Sunday, October 6, 2013

Teacher discipline, "Rubber Rooms" and judicial review

The New York City Board of Education has filed suit against the United Federation of Teachers, alleging that the Union has failed to implement an agreement to increase the number of arbitrators available to hear disputes involving claims of teacher misconduct or incompetence. A copy of the complaint can be found here. The issue arises from an April 2010 agreement between the Board and the UFT designed to expedite the process for arbitral review of such cases and eliminate the infamous "rubber rooms" to which teachers awaiting hearings were assigned. The Board claims that the Union has refused to agree to sufficient new arbitrators and has refused to follow the alternate process for selection of arbitrators when no agreement can be reached.

Two recent cases address issues of discipline for teacher conduct and competence and the scope of judicial review of those decisions.

 The Appellate Division of the New York Supreme Court has recently denied leave to appeal further the denial of an effort to overturn an award of Arbitrator Robert Grey upholding the termination of a New York City teacher. The dispute involved ten specifications (many with subparts) against the teacher. Among the allegation were "neglect of duty, failure to follow procedures and carry out normal duties, insubordination, and incompetent and inefficient service."

After hearing the evidence, Arbitrator Grey dismissed a number of the specifications. However he ultimately found merit to several others and upheld the termination. He concluded that the teacher "was unable to provide a valid educational experience for the students assigned to her classroom"  and that her "classrooms bordered on anarchy and had an unwarranted and unacceptable potential for danger that no student should be required to endure...." .The teacher sought to vacate the arbitrator's award, claiming that the process was biased, that  had been denied due process, that the decision was arbitrary and that the penalty was "shocking to the conscience"

The Supreme Court (the state's trial level court) rejected all of these claims. The court found neither  bias nor the appearance of bias and noted that the record showed the arbitrator "dismissed some of the specifications against [the teacher] because the conduct charged by school officials either did not rise to the level of the specification alleged, or  respondent had not met its burden of establishing [the teacher's] guilt of that charge. The remaining specifications that were not dismissed are well documented in that many of the exhibits that petitioner herself has provided in support of her petition." Among the specifications dismissed were allegations that the teacher had not provided "bell to bell" instruction and an allegation that she had :threatened to pass gas if students continued to converse in class. Supported, however, were allegations that she had failed to effectively manage and control her classroom, failed to maintain a "late log" and what Arbitrator Grey described as the teacher's "repeated failure to implement advice, counsel, instruction and recommendations..." concerning lesson planning , classroom instruction and classroom management.
Arbitrator Grey also rejected the teachers claim of disparate treatment

The court upheld Arbitrator Grey's award, concluding:

     The determination to terminate petitioner from employment is firmly supported by the extensive documentation of her incompetence.
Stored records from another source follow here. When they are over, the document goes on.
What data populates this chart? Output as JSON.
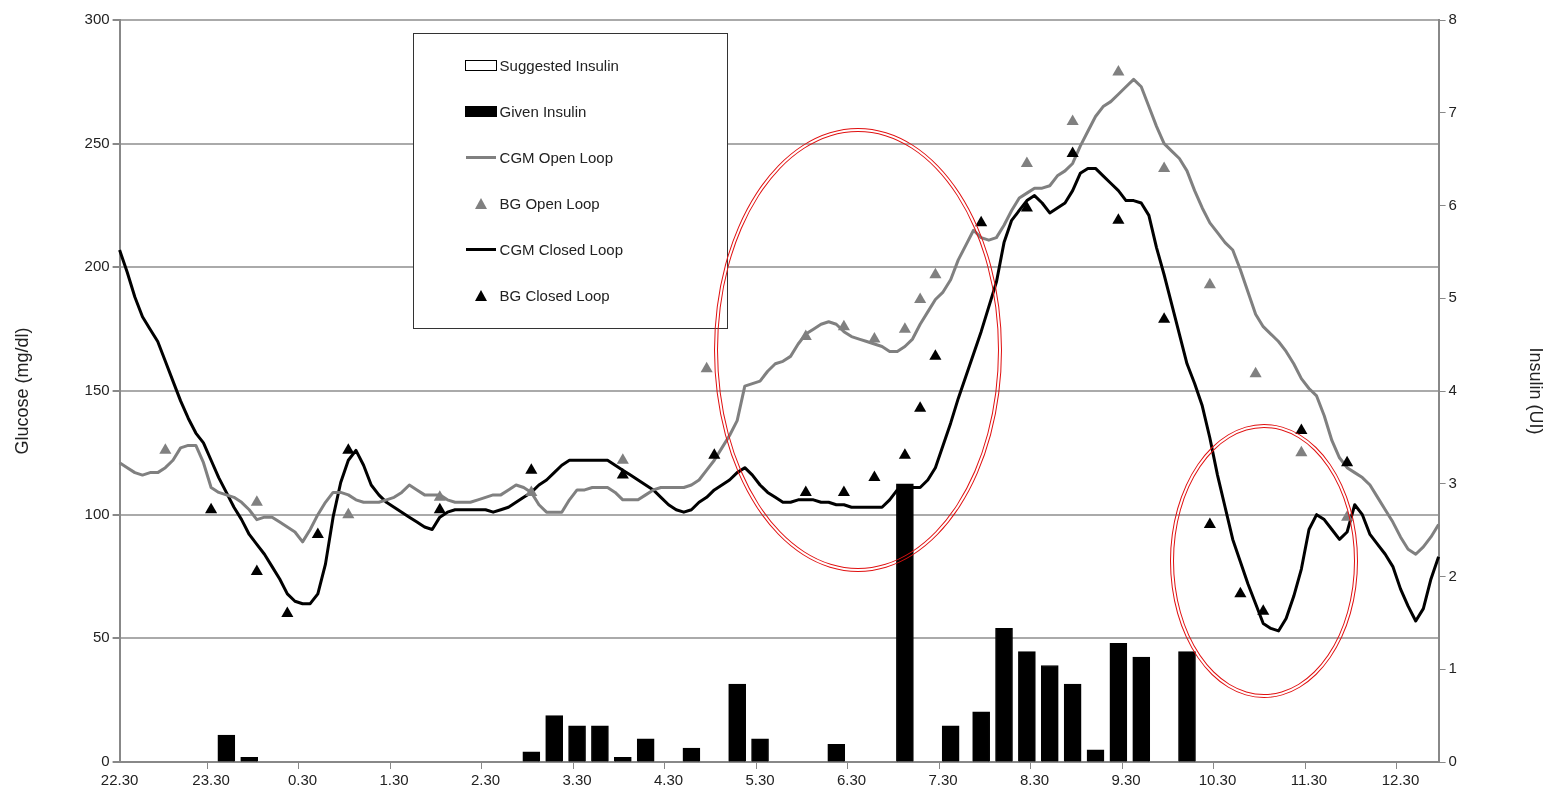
{
  "chart_data": {
    "type": "line",
    "ylabel": "Glucose (mg/dl)",
    "y2label": "Insulin (UI)",
    "categories": [
      "22.30",
      null,
      null,
      null,
      null,
      null,
      null,
      null,
      null,
      null,
      null,
      null,
      "23.30",
      null,
      null,
      null,
      null,
      null,
      null,
      null,
      null,
      null,
      null,
      null,
      "0.30",
      null,
      null,
      null,
      null,
      null,
      null,
      null,
      null,
      null,
      null,
      null,
      "1.30",
      null,
      null,
      null,
      null,
      null,
      null,
      null,
      null,
      null,
      null,
      null,
      "2.30",
      null,
      null,
      null,
      null,
      null,
      null,
      null,
      null,
      null,
      null,
      null,
      "3.30",
      null,
      null,
      null,
      null,
      null,
      null,
      null,
      null,
      null,
      null,
      null,
      "4.30",
      null,
      null,
      null,
      null,
      null,
      null,
      null,
      null,
      null,
      null,
      null,
      "5.30",
      null,
      null,
      null,
      null,
      null,
      null,
      null,
      null,
      null,
      null,
      null,
      "6.30",
      null,
      null,
      null,
      null,
      null,
      null,
      null,
      null,
      null,
      null,
      null,
      "7.30",
      null,
      null,
      null,
      null,
      null,
      null,
      null,
      null,
      null,
      null,
      null,
      "8.30",
      null,
      null,
      null,
      null,
      null,
      null,
      null,
      null,
      null,
      null,
      null,
      "9.30",
      null,
      null,
      null,
      null,
      null,
      null,
      null,
      null,
      null,
      null,
      null,
      "10.30",
      null,
      null,
      null,
      null,
      null,
      null,
      null,
      null,
      null,
      null,
      null,
      "11.30",
      null,
      null,
      null,
      null,
      null,
      null,
      null,
      null,
      null,
      null,
      null,
      "12.30",
      null,
      null,
      null,
      null,
      null
    ],
    "ylim": [
      0,
      300
    ],
    "yticks": [
      0,
      50,
      100,
      150,
      200,
      250,
      300
    ],
    "y2lim": [
      0,
      8
    ],
    "y2ticks": [
      0,
      1,
      2,
      3,
      4,
      5,
      6,
      7,
      8
    ],
    "grid": "y",
    "legend": "top left",
    "series": [
      {
        "name": "Suggested Insulin",
        "type": "bar",
        "axis": "y2",
        "color": "#ffffff",
        "values": [
          null,
          null,
          null,
          null,
          null,
          null,
          null,
          null,
          null,
          null,
          null,
          null,
          null,
          null,
          null,
          null,
          null,
          null,
          null,
          null,
          null,
          null,
          null,
          null,
          null,
          null,
          null,
          null,
          null,
          null,
          null,
          null,
          null,
          null,
          null,
          null,
          null,
          null,
          null,
          null,
          null,
          null,
          null,
          null,
          null,
          null,
          null,
          null,
          null,
          null,
          null,
          null,
          null,
          null,
          null,
          null,
          null,
          null,
          null,
          null,
          null,
          null,
          null,
          null,
          null,
          null,
          null,
          null,
          null,
          null,
          null,
          null,
          null,
          null,
          null,
          null,
          null,
          null,
          null,
          null,
          null,
          null,
          null,
          null,
          null,
          null,
          null,
          null,
          null,
          null,
          null,
          null,
          null,
          null,
          null,
          null,
          null,
          null,
          null,
          null,
          null,
          null,
          null,
          null,
          null,
          null,
          null,
          null,
          null,
          null,
          null,
          null,
          null,
          null,
          null,
          null,
          null,
          null,
          null,
          null,
          null,
          null,
          null,
          null,
          null,
          null,
          null,
          null,
          null,
          null,
          null,
          null,
          null,
          null,
          null,
          null,
          null,
          null,
          null,
          null,
          null,
          null,
          null,
          null,
          null,
          null,
          null,
          null,
          null,
          null,
          null,
          null,
          null,
          null,
          null,
          null,
          null,
          null,
          null,
          null,
          null,
          null,
          null,
          null,
          null,
          null,
          null,
          null,
          null,
          null,
          null,
          null,
          null,
          null
        ]
      },
      {
        "name": "Given Insulin",
        "type": "bar",
        "axis": "y2",
        "color": "#000000",
        "values": [
          null,
          null,
          null,
          null,
          null,
          null,
          null,
          null,
          null,
          null,
          null,
          null,
          null,
          null,
          0.29,
          null,
          null,
          0.05,
          null,
          null,
          null,
          null,
          null,
          null,
          null,
          null,
          null,
          null,
          null,
          null,
          null,
          null,
          null,
          null,
          null,
          null,
          null,
          null,
          null,
          null,
          null,
          null,
          null,
          null,
          null,
          null,
          null,
          null,
          null,
          null,
          null,
          null,
          null,
          null,
          0.11,
          null,
          null,
          0.5,
          null,
          null,
          0.39,
          null,
          null,
          0.39,
          null,
          null,
          0.05,
          null,
          null,
          0.25,
          null,
          null,
          null,
          null,
          null,
          0.15,
          null,
          null,
          null,
          null,
          null,
          0.84,
          null,
          null,
          0.25,
          null,
          null,
          null,
          null,
          null,
          null,
          null,
          null,
          null,
          0.19,
          null,
          null,
          null,
          null,
          null,
          null,
          null,
          null,
          3.0,
          null,
          null,
          null,
          null,
          null,
          0.39,
          null,
          null,
          null,
          0.54,
          null,
          null,
          1.44,
          null,
          null,
          1.19,
          null,
          null,
          1.04,
          null,
          null,
          0.84,
          null,
          null,
          0.13,
          null,
          null,
          1.28,
          null,
          null,
          1.13,
          null,
          null,
          null,
          null,
          null,
          1.19,
          null,
          null,
          null,
          null,
          null,
          null,
          null,
          null,
          null,
          null,
          null,
          null,
          null,
          null,
          null,
          null,
          null,
          null,
          null,
          null,
          null,
          null,
          null,
          null,
          null,
          null,
          null,
          null,
          null,
          null,
          null,
          null,
          null
        ]
      },
      {
        "name": "CGM Open Loop",
        "color": "#808080",
        "values": [
          121,
          119,
          117,
          116,
          117,
          117,
          119,
          122,
          127,
          128,
          128,
          121,
          111,
          109,
          108,
          107,
          105,
          102,
          98,
          99,
          99,
          97,
          95,
          93,
          89,
          94,
          100,
          105,
          109,
          109,
          108,
          106,
          105,
          105,
          105,
          106,
          107,
          109,
          112,
          110,
          108,
          108,
          108,
          106,
          105,
          105,
          105,
          106,
          107,
          108,
          108,
          110,
          112,
          111,
          109,
          104,
          101,
          101,
          101,
          106,
          110,
          110,
          111,
          111,
          111,
          109,
          106,
          106,
          106,
          108,
          110,
          111,
          111,
          111,
          111,
          112,
          114,
          118,
          122,
          127,
          132,
          138,
          152,
          153,
          154,
          158,
          161,
          162,
          164,
          169,
          173,
          175,
          177,
          178,
          177,
          174,
          172,
          171,
          170,
          169,
          168,
          166,
          166,
          168,
          171,
          177,
          182,
          187,
          190,
          195,
          203,
          209,
          215,
          212,
          211,
          212,
          217,
          223,
          228,
          230,
          232,
          232,
          233,
          237,
          239,
          242,
          249,
          255,
          261,
          265,
          267,
          270,
          273,
          276,
          273,
          265,
          257,
          250,
          247,
          244,
          239,
          231,
          224,
          218,
          214,
          210,
          207,
          199,
          190,
          181,
          176,
          173,
          170,
          166,
          161,
          155,
          151,
          148,
          140,
          130,
          123,
          119,
          117,
          115,
          112,
          107,
          102,
          97,
          91,
          86,
          84,
          87,
          91,
          96
        ]
      },
      {
        "name": "BG Open Loop",
        "type": "scatter",
        "marker": "triangle",
        "color": "#808080",
        "values": [
          null,
          null,
          null,
          null,
          null,
          null,
          126,
          null,
          null,
          null,
          null,
          null,
          null,
          null,
          null,
          null,
          null,
          null,
          105,
          null,
          null,
          null,
          null,
          null,
          null,
          null,
          null,
          null,
          null,
          null,
          100,
          null,
          null,
          null,
          null,
          null,
          null,
          null,
          null,
          null,
          null,
          null,
          107,
          null,
          null,
          null,
          null,
          null,
          null,
          null,
          null,
          null,
          null,
          null,
          109,
          null,
          null,
          null,
          null,
          null,
          null,
          null,
          null,
          null,
          null,
          null,
          122,
          null,
          null,
          null,
          null,
          null,
          null,
          null,
          null,
          null,
          null,
          159,
          null,
          null,
          null,
          null,
          null,
          null,
          null,
          null,
          null,
          null,
          null,
          null,
          172,
          null,
          null,
          null,
          null,
          176,
          null,
          null,
          null,
          171,
          null,
          null,
          null,
          175,
          null,
          187,
          null,
          197,
          null,
          null,
          null,
          null,
          null,
          null,
          null,
          null,
          null,
          null,
          null,
          242,
          null,
          null,
          null,
          null,
          null,
          259,
          null,
          null,
          null,
          null,
          null,
          279,
          null,
          null,
          null,
          null,
          null,
          240,
          null,
          null,
          null,
          null,
          null,
          193,
          null,
          null,
          null,
          null,
          null,
          157,
          null,
          null,
          null,
          null,
          null,
          125,
          null,
          null,
          null,
          null,
          null,
          99,
          null,
          null,
          null,
          null,
          null,
          null,
          null,
          null,
          null,
          null,
          null,
          null
        ]
      },
      {
        "name": "CGM Closed Loop",
        "color": "#000000",
        "values": [
          207,
          198,
          188,
          180,
          175,
          170,
          162,
          154,
          146,
          139,
          133,
          129,
          122,
          115,
          109,
          103,
          98,
          92,
          88,
          84,
          79,
          74,
          68,
          65,
          64,
          64,
          68,
          80,
          99,
          113,
          122,
          126,
          120,
          112,
          108,
          105,
          103,
          101,
          99,
          97,
          95,
          94,
          99,
          101,
          102,
          102,
          102,
          102,
          102,
          101,
          102,
          103,
          105,
          107,
          109,
          112,
          114,
          117,
          120,
          122,
          122,
          122,
          122,
          122,
          122,
          120,
          118,
          116,
          114,
          112,
          110,
          107,
          104,
          102,
          101,
          102,
          105,
          107,
          110,
          112,
          114,
          117,
          119,
          116,
          112,
          109,
          107,
          105,
          105,
          106,
          106,
          106,
          105,
          105,
          104,
          104,
          103,
          103,
          103,
          103,
          103,
          106,
          110,
          111,
          111,
          111,
          114,
          119,
          128,
          137,
          147,
          156,
          165,
          174,
          184,
          194,
          210,
          219,
          223,
          227,
          229,
          226,
          222,
          224,
          226,
          231,
          238,
          240,
          240,
          237,
          234,
          231,
          227,
          227,
          226,
          221,
          208,
          197,
          185,
          173,
          161,
          153,
          144,
          131,
          116,
          103,
          90,
          81,
          72,
          64,
          56,
          54,
          53,
          58,
          67,
          78,
          94,
          100,
          98,
          94,
          90,
          93,
          104,
          100,
          92,
          88,
          84,
          79,
          70,
          63,
          57,
          62,
          74,
          83
        ]
      },
      {
        "name": "BG Closed Loop",
        "type": "scatter",
        "marker": "triangle",
        "color": "#000000",
        "values": [
          null,
          null,
          null,
          null,
          null,
          null,
          null,
          null,
          null,
          null,
          null,
          null,
          102,
          null,
          null,
          null,
          null,
          null,
          77,
          null,
          null,
          null,
          60,
          null,
          null,
          null,
          92,
          null,
          null,
          null,
          126,
          null,
          null,
          null,
          null,
          null,
          null,
          null,
          null,
          null,
          null,
          null,
          102,
          null,
          null,
          null,
          null,
          null,
          null,
          null,
          null,
          null,
          null,
          null,
          118,
          null,
          null,
          null,
          null,
          null,
          null,
          null,
          null,
          null,
          null,
          null,
          116,
          null,
          null,
          null,
          null,
          null,
          null,
          null,
          null,
          null,
          null,
          null,
          124,
          null,
          null,
          null,
          null,
          null,
          null,
          null,
          null,
          null,
          null,
          null,
          109,
          null,
          null,
          null,
          null,
          109,
          null,
          null,
          null,
          115,
          null,
          null,
          null,
          124,
          null,
          143,
          null,
          164,
          null,
          null,
          null,
          null,
          null,
          218,
          null,
          null,
          null,
          null,
          null,
          224,
          null,
          null,
          null,
          null,
          null,
          246,
          null,
          null,
          null,
          null,
          null,
          219,
          null,
          null,
          null,
          null,
          null,
          179,
          null,
          null,
          null,
          null,
          null,
          96,
          null,
          null,
          null,
          68,
          null,
          null,
          61,
          null,
          null,
          null,
          null,
          134,
          null,
          null,
          null,
          null,
          null,
          121,
          null,
          null,
          null,
          null,
          null,
          null,
          null,
          null,
          null,
          null,
          null,
          null
        ]
      }
    ]
  }
}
Therefore, the penalty imposed does not shock the conscience or one's sense of fairness.
     In view of the forgoing, respondent has met its burden of showing that petitioner does not demonstrate any statutory basis for vacating or modyfyibg the ward, and therefore, failed to state a cause of action. ... Furthermore, respondent has shown the hearing officer's award has a rational basis. Having failed to state a cause of action, respondent's cross motion for the dismissal of the petition is granted.

 The Supreme Court's opinion can be found here. The Appellate Division opinions affirming the decision and denying leave to appeal can be found here and here (p.64).


In contrast, a Supreme Court judge has overturned an award of Arbitrator Alan Berg upholding the termination of a teacher who was found in possession of 20 glassine bags of heroin as he was reporting for jury duty. Arbitrator Berg concluded that the teacher had subjected himself and the Department of Education to widespread ridicule, "compromising his ability to retain the respect of students and thereby throwing away his ability to be an effective teacher...." He noted that the teacher's conduct left the DOE with no way to know if the teacher had brought the same drugs to school.

Judge Manuel Mendez overturned the arbitrator's award, concluding:

Petitioner herein … was charged with Criminal Possession of a Controlled substance in the Seventh Degree 9a Misdemeanor),  and immediately at arraignment was given an Adjournment in Contemplation of Dismissal. After six months the charges were dismissed and the record sealed. The arrest was not for conduct at the school site or involving any of its students. There is no evidence that he as a criminal record, had been arrested before or since this one incident. There is no evidence that this one arrest or the publicity it generated has impaired his ability to reach, or that he has lost the respect of his students, or can be perceived by his students as a responsible adult to whom they pay attention. Petitioner has admitted he has a substance abuse problem; the arrest is a manifestation of that problem; he is receiving treatment for that problem and is progressing in his treatment. Under these facts, termination of employment is unduly harsh, an abuse of discretion and shocking to this court’s sense of fairness.

Judge Mendez's opinion can be found here.